While his Day Three catch came primarily on a football head jig, on Days One, Two and Four his key bait was the Carolina Rigged Swimming Senko.
But while his lure was a new one, Ferguson keeps it fairly simple when it comes to rigging the lure. “He hasn’t messed around much with tungsten weights. “I’m an old lead guy and I
like an egg sinker like the one I make for PROvider Tackle. It gets through cover better and I can feel things better. Until someone proves different, that’s the easiest thing for me. And I use a glass bead to create a ruckus.”
One concession he makes to modernity is the use of fluorocarbon straight through, specifically Sunline FC Sniper fluoro – usually 16 lb. for the main line and 14, 12 or 10 for the leader. He spools it on a Shimano Curado reel and pairs them with a Kistler LTA medium-heavy or heavy rod. “You have to throw a seven and a half foot or longer rod,” he implored. “You can get away with something shorter, but the extra length gives you that much more casting distance and hook setting ability.”
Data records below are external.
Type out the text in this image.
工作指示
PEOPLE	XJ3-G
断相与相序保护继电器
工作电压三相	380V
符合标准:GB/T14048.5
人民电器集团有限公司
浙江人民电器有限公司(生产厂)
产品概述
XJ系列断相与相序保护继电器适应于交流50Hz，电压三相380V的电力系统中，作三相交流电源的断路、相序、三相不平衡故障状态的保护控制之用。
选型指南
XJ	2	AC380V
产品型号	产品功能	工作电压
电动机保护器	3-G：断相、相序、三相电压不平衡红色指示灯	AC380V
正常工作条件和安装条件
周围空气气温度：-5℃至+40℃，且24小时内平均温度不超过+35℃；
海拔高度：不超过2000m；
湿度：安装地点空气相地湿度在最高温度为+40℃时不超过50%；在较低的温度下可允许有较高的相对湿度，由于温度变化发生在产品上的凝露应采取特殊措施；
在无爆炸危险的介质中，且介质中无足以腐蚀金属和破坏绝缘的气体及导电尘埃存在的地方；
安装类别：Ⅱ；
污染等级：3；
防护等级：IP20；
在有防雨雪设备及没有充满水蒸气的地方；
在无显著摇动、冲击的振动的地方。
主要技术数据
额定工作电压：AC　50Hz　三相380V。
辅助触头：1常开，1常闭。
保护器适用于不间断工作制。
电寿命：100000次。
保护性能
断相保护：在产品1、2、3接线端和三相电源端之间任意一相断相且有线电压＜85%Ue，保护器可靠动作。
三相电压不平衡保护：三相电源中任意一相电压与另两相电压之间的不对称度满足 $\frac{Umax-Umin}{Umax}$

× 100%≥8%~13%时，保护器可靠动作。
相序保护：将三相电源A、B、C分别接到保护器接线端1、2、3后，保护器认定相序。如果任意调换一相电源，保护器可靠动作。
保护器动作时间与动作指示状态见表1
When it comes to color, his choices are extremely simple. In most situations, he’ll start with 912 (green pumpkin/watermelon) – “I want it to be natural more than anything.” Typically, the only place he mixes it up is in Florida and on grass lakes, where junebug gets the nod. After that, the lure itself does most of the work. At Ft. Loudoun, it wasn’t so much a matter of precise presentation or a particular cadence. As noted above, he could catch the fish just by “strolling” along, dragging the lure behind the back of the boat.
And if you think Ferguson is excited about Carolina Rigging coming off his top finish in the FLW Tour Angler of the Year race, it only promises to get better in 2009. He can’t wait to put the new ten-inch Kut Tail worm through its paces this year. He got a few of them prior to the East-West Fish Off on Falcon and declared them “bad to the bone. Take a trick worm and add three inches and that’s what you’ve got, but it’s not a finesse bait.”
New categories of lures, colors and techniques keep the magazines full and allow the tackle sellers to remain in business, but sometimes it’s just a simple system, tweaked now and again, that allows a veteran like Ferguson to give his career a shot in the arm. The Carolina Rig – don’t leave the dock without it.